[10]. In chapter VI of the ‘Introduction’ to Architecture, postea, p. 93, Vasari writes of the ‘casa di Messer Egidio et Fabio Sasso’ as being ‘in Parione.’ See Note at the end of the ‘Introduction’ to Architecture on ‘The Sassi, della Valle, and other Collections of Antiques of the early part of the sixteenth century,’ postea, p. 102 f.

[11]. This is the ‘Apollo’ at Naples, No. 6281. See Note as above.

[12]. See Note above mentioned.

[13]. Now lost.

[14]. Now in the Boboli Gardens at Florence. See Note on the Sassi, etc., Collections.

[15]. See Note on ‘The Revival of Sculpture in Porphyry,’ postea, p. 110 f.

[16]. Reciprocating saws of the kind Vasari mentions, mostly of soft steel or iron, and also circular saws, are in use at the present day, the abrasives being emery, or a new material called ‘carborundum.’ This consists in minute crystals of intense hardness gained by fusing by an electric current a mixture of clay and similar substances. See The Times, Engineering Supplement, Oct. 31, 1906.

[17]. It needs hardly to be said that the ancients had no ‘secrets’ such as Vasari hints at. Mr W. Brindley believes that the antique methods of quarrying and working hard stones were ‘precisely the same as our own were until a few years ago,’ that is to say that the blocks were detached from the quarry and split with metal wedges, dressed roughly to shape with large and small picks, and ‘rubbed down with flat stone rubbers and sand, then polished with bronze or copper rubbers with emery powder’ (Transactions, R.I.B.A., 1888, p. 25). At a very early date in Egyptian history, even before the dynastic period, the hardest stones (not excepting porphyry) were successfully manipulated, and vases and bowls of these materials cut with exquisite precision. Professor Flinders Petrie found evidence that at the epoch of the great pyramids tubular drills and bronze saws set with gem-stones (corundum) were employed by the Egyptians in hollowing basalt sarcophagi and cutting the harder stones (The Pyramids and Temples of Ghizeh, London, 1883, p. 173 f.). There is however no evidence of the use of these advanced appliances by the Greeks or Romans. It must not be forgotten that even before the age of metals the neolithic artificers of western Europe could not only cut and bore, but also ornament with patterns, stone hammer-heads of the most intractable materials, with the aid only of pieces of wood twirled or rubbed on the place and plentifully fed with sand and water. The stone axe- and hammer-heads so common in pre-historic collections were bored with tubular drills, made probably from reeds, which cut out a solid core. Such cores can still be seen in partly-pierced hammer-heads in the Museum at Stockholm, and elsewhere.

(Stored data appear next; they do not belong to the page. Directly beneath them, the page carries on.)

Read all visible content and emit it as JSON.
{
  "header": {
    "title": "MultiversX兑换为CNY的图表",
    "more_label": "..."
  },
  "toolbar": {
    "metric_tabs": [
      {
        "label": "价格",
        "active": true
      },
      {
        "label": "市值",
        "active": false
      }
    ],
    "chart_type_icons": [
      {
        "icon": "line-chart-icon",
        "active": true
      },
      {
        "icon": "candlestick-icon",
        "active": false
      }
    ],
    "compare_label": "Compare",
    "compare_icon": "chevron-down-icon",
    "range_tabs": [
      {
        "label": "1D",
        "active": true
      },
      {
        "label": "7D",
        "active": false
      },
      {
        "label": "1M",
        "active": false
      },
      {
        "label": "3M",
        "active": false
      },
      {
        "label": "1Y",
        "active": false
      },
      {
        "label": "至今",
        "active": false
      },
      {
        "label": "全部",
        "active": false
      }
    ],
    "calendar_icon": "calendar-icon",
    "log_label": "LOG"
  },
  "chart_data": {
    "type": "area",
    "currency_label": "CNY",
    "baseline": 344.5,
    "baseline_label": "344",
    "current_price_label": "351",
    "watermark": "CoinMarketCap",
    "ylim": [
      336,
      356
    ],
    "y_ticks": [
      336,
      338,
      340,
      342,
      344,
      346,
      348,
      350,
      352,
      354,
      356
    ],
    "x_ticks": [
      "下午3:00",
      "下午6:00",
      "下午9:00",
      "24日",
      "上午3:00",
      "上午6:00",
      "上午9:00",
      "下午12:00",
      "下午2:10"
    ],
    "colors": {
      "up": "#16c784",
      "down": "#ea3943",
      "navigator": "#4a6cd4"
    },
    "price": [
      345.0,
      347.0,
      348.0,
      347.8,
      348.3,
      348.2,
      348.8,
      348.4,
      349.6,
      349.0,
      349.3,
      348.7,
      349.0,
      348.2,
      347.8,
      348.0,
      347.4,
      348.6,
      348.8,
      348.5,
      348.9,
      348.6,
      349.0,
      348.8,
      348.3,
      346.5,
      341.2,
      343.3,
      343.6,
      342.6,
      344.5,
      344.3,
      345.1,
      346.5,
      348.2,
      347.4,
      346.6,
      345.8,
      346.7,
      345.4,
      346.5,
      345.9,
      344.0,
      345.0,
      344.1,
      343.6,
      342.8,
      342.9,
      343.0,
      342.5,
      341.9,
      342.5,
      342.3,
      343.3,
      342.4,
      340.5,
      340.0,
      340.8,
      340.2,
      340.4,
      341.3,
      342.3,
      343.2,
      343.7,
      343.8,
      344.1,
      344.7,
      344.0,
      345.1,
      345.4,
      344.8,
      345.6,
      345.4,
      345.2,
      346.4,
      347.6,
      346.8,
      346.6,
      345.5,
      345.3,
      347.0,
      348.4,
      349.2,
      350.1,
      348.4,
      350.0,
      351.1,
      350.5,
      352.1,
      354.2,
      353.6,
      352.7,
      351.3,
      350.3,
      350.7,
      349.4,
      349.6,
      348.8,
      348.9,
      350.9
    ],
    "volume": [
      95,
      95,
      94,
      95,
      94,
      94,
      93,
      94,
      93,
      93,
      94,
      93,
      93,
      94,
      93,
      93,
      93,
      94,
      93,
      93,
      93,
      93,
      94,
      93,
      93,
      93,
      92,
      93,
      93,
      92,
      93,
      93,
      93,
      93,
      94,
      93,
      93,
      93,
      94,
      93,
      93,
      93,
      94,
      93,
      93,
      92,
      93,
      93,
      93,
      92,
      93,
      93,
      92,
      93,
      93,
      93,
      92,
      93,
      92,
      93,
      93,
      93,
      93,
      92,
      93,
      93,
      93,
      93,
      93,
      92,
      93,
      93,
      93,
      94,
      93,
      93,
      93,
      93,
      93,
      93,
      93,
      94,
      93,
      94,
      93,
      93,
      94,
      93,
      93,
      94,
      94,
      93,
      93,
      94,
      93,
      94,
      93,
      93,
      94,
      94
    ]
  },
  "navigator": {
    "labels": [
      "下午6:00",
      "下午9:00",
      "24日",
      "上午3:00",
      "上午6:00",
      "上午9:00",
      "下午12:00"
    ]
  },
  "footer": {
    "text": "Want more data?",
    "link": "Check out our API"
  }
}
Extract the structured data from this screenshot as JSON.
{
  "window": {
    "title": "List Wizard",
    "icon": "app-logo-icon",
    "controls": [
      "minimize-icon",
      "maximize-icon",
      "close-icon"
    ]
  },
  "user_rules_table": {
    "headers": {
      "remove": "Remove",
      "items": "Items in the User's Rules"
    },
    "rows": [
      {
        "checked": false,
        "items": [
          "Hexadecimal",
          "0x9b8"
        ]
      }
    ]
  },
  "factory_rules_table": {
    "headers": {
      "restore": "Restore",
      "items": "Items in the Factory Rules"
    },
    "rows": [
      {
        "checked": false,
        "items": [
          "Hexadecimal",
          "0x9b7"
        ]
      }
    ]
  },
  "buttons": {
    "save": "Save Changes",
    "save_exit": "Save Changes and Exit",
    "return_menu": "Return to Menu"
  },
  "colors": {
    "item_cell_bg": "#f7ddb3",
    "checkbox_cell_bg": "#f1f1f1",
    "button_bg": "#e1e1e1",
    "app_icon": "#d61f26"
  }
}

[18]. Fig. 1 shows the inscription of which Vasari writes and the situation of it on the riser of the step is seen on Plate II. The porphyry slab is 3 ft. 5 in. long and 5½ in. high. The tongues at the ends are in separate pieces. The letters, nineteen not eighteen in number, are close upon 2 in. in height and are cleanly cut with V-shaped incisions. The illustration shows the form of the letters which Vasari justly praises. The name ‘Oricellario’ or -us was derived by the distinguished Florentine family that bore it from the plant Oricello, orchil, which was employed for making a beautiful purple dye, from the importation of which from the Levant the family gained wealth and importance. The shortened popular form of the name ‘Rucellai’ is that by which the family is familiarly known. Giovanni Rucellai gave a commission to Alberti to complete the façade of S. Maria Novella, which was carried out by 1470. The Bernardo Rucellai of the inscription, the son of Giovanni, was known as a historian, and owned the gardens where the Platonic Academy had at one time its place of meeting. Fineschi, in his Forestiero Istruito in S. Maria Novella, Firenze, 1790, says that Bernardo desired to be buried in front of the church and had the inscription cut for sepulchral purposes. The existence of sepulchral ‘avelli’ of distinguished Florentine families at the front of the church makes this seem likely, and in this case the lettering would be after Alberti’s time, though as Fineschi believes, the earliest existing work of the kind in hard stone at Florence. See Rev. J. Wood Brown, S. Maria Novella, Edinburgh, 1902, p. 114.